La route de lacets
- Carole Galand
- 20 août 2025
- 3 min de lecture
Mardi 15, nous quittons Pacchanta et la famille d'Eusébio, direction Cusco.
Cusco est un peu plus bas: 3400 m. Nous y passerons la nuit.
Le lendemain matin, après un passage au marché local de San Pedro pour nous ravitailler pour le voyage, nous partons en minibus pour la jungle du Parc de Manu. Les vendeurs de fruits et légumes habituels ne sont pas au marché. C'est la fête la fête de "la Vierge Carmen" une célébration qui dure une semaine à partir du 15 juillet en l'honneur de la Vierge Marie. Le marché est donc en fête. Nous trouvons beaucoup de petits étals de nourriture cuisinée comme des "papas rellenas" ( pomme de terre en purée frie et farcie de poivrons et viande), "tamales" (pâte de maïs garnie de différents ingrédients)...

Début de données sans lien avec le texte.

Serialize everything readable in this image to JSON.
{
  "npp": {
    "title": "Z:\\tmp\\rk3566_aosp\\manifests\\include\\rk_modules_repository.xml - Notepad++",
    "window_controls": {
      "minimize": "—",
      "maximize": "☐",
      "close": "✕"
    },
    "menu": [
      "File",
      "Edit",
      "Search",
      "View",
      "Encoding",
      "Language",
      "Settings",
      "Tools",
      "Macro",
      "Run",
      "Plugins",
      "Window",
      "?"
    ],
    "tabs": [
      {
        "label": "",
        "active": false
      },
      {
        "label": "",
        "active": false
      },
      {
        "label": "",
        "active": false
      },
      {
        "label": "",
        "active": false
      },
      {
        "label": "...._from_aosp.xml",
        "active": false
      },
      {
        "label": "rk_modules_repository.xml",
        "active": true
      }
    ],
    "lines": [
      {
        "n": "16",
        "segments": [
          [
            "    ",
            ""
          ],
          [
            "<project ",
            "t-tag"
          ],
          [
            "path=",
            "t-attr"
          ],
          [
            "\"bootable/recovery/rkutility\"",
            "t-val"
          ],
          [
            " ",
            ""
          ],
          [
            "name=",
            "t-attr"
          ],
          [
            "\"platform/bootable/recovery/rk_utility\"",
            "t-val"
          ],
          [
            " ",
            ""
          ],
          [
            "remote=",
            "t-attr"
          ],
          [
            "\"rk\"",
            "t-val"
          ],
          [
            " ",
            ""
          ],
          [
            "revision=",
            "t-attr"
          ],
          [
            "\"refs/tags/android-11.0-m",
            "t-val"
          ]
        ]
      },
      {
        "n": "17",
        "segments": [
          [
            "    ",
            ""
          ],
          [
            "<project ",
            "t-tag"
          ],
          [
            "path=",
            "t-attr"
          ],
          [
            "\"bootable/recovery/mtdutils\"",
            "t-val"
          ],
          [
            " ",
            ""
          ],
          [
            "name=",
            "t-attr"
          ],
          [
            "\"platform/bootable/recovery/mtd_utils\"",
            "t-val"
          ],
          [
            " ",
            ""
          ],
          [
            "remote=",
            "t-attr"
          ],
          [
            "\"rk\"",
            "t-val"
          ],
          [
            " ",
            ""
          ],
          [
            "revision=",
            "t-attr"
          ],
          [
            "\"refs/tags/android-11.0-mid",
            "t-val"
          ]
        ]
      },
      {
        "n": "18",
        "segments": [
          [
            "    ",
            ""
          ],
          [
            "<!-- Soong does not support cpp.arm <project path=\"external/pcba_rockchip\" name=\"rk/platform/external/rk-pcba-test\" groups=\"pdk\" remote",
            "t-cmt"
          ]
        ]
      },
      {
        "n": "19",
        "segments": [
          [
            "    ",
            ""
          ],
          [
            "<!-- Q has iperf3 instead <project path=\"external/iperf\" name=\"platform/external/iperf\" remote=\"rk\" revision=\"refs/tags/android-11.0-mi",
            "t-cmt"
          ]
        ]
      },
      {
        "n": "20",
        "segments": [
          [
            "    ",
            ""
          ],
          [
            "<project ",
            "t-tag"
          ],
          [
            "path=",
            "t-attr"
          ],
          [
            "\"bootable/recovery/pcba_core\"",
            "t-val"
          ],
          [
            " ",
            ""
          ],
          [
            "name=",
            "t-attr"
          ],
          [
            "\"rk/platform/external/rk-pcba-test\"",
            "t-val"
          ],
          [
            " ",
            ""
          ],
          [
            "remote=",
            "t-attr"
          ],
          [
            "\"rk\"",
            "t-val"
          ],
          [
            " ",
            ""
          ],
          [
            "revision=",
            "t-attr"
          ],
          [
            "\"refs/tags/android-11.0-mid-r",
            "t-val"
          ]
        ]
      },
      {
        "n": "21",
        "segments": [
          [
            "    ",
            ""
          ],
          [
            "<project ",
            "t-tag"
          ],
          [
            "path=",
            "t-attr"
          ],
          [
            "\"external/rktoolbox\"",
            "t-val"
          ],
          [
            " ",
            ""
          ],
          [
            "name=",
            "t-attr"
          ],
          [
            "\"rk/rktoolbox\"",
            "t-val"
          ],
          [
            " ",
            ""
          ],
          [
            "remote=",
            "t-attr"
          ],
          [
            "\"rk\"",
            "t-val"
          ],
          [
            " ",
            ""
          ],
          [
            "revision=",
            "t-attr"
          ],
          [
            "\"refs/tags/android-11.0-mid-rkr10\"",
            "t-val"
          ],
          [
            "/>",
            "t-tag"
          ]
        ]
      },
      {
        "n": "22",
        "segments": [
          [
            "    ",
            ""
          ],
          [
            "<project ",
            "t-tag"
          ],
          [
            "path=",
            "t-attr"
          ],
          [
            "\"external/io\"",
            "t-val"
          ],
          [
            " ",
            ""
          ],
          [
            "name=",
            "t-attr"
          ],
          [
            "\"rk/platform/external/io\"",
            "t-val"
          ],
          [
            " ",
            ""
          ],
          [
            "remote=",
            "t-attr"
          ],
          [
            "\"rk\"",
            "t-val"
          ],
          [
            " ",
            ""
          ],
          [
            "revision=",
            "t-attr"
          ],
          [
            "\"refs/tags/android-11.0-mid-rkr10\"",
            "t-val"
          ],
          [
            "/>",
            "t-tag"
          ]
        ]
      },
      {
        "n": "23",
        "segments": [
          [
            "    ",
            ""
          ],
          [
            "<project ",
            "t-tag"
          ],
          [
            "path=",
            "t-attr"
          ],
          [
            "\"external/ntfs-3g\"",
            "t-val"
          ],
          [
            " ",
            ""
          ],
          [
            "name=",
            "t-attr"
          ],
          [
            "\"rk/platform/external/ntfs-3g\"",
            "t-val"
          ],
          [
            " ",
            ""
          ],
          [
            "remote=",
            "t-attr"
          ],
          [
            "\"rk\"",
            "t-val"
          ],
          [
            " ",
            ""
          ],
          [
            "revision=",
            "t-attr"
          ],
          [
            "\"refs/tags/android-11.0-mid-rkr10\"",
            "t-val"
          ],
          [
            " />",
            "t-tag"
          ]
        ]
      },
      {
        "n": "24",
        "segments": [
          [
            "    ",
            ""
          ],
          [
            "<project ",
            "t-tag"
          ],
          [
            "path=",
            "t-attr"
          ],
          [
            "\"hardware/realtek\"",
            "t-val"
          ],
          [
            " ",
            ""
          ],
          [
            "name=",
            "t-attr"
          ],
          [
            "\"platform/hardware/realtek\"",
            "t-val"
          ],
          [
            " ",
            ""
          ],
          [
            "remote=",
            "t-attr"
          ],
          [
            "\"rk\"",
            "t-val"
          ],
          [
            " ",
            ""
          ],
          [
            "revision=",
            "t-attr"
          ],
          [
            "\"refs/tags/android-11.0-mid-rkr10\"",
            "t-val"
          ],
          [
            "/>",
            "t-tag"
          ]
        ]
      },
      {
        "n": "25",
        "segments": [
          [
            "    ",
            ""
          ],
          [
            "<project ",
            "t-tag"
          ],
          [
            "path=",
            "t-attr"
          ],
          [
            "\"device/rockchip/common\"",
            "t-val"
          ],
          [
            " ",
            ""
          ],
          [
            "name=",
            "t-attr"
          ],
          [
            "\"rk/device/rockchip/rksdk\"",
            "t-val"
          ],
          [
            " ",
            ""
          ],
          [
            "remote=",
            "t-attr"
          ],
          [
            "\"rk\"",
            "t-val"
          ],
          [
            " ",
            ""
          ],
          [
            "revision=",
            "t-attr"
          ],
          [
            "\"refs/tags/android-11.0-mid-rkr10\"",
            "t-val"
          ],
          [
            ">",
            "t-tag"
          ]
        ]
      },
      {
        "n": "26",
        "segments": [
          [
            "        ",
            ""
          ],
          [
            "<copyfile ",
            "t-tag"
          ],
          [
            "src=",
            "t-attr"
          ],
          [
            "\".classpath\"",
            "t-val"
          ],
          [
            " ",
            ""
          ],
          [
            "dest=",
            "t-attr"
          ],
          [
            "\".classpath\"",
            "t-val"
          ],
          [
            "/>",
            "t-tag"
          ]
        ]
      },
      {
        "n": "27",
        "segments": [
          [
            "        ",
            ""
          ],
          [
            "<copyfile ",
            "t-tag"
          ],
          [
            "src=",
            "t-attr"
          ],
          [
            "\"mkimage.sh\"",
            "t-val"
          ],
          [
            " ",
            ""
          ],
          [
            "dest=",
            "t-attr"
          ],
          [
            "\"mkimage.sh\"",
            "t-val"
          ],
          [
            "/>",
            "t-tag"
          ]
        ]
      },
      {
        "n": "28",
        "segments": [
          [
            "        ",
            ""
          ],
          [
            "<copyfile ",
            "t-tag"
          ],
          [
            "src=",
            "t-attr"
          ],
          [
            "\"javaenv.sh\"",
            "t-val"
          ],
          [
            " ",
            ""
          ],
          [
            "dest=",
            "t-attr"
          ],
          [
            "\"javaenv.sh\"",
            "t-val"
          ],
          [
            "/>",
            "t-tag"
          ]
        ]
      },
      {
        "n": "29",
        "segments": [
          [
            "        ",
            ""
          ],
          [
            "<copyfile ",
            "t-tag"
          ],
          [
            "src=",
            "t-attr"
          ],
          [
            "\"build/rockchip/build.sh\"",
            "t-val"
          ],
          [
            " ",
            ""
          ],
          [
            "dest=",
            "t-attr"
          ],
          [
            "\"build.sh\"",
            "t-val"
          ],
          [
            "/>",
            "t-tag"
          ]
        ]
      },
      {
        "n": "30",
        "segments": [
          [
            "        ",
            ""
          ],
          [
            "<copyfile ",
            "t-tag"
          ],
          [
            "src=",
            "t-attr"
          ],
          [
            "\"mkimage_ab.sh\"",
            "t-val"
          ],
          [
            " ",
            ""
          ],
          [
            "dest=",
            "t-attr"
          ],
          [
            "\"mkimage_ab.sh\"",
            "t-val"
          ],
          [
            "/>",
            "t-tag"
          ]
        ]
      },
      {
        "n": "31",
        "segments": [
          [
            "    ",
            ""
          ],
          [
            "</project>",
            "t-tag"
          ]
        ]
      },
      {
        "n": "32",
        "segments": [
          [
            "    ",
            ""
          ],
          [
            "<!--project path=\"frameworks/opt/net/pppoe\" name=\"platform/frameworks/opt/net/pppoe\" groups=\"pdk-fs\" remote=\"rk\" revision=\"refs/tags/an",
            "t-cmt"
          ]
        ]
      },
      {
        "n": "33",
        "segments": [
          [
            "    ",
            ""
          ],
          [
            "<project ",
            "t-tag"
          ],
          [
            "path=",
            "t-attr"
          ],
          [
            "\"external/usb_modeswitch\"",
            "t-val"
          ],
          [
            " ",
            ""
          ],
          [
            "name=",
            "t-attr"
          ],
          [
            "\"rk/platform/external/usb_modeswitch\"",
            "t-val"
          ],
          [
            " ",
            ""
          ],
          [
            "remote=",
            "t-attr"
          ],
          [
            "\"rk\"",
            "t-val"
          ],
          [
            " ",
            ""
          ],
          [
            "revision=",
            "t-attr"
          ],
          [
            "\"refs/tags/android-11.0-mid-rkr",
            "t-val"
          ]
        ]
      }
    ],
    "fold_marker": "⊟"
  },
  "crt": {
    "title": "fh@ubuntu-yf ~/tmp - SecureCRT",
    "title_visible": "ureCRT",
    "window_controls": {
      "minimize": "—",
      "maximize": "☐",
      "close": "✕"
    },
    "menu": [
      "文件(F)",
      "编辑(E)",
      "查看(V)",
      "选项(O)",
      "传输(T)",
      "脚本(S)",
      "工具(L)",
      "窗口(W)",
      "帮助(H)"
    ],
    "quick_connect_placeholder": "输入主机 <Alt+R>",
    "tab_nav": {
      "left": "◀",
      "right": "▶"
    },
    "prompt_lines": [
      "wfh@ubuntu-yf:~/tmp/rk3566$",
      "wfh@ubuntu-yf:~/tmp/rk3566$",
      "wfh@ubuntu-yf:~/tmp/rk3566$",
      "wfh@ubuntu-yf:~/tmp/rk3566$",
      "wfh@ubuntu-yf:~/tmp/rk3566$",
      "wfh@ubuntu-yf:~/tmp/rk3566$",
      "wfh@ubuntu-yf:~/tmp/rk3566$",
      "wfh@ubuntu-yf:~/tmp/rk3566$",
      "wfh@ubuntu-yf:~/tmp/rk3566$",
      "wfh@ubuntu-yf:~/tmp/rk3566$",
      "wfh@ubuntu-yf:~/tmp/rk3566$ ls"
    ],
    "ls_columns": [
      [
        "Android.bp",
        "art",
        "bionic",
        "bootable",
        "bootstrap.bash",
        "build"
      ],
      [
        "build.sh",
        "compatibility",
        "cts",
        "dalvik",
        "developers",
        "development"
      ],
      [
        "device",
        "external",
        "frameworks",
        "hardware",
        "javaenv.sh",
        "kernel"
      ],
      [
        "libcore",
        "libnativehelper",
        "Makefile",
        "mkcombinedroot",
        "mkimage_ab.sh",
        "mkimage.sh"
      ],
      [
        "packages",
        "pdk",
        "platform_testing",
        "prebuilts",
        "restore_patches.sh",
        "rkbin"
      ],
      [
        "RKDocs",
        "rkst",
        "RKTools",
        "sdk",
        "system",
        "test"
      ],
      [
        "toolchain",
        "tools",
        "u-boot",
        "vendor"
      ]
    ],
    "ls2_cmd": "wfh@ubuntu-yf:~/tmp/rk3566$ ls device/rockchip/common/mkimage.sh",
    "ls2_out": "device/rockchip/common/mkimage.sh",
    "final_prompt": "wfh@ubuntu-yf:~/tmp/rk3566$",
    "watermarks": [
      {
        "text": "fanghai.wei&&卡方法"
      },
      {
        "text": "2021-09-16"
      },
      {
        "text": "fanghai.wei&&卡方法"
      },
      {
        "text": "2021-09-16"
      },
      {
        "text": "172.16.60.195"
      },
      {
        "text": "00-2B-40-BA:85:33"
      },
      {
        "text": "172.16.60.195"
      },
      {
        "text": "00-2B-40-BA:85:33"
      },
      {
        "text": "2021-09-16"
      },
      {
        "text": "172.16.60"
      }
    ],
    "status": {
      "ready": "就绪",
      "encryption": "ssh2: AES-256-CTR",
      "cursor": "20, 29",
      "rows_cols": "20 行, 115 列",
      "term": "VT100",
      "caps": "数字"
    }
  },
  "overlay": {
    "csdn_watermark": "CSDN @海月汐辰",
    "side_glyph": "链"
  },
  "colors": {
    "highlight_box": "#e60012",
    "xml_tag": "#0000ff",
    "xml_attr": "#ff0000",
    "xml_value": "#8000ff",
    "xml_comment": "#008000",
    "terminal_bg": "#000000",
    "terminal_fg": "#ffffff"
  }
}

Nous voilà partis en minibus sur la route qui durera à peu près 6 à 7 heures. Nous faisons un passage à Paucartambo. C'est une petite ville qui est un lieu traditionnel d'échange entre les Andes et la jungle. C'est aussi la capitale de la pomme de terre!
Aujourd'hui, il s'avère que c'est le haut lieu de la célébration de "La Vierge". La ville attire 30 à 60 000 visiteurs. Mais de notre côté, nous faisons que passer. A l'entrée de la ville nous sommes arrêtés à un poste de contrôle qui demande de l'argent comme droit de passage. Notre chauffeur refuse de payer en expliquant que nous ne faisons que passer et qu'il ne fait que son travail. Il demande aux contrôleurs un papier qui justifie ce nouveau protocole. Il ne comprends pas cet abus de pouvoir. Il résistera près d'une demie-heure générant un bouchon dans le traffic et des coups de klaxons. Le groupe ainsi que moi-même soutenons son point de vue, réalisant bien l'injustice de la demande. Néanmoins, le chauffeur a fini par céder en voyant les policiers commencer à prendre les boucliers et sortir leurs armes. Avant de payer, il avait pris soin de filmer les contrôleurs (représentants politiques de la mairie). Je pense qu'il a osé résister parce qu'il avait des touristes dans son véhicule. En tout cas, pas fâchés d'être passés.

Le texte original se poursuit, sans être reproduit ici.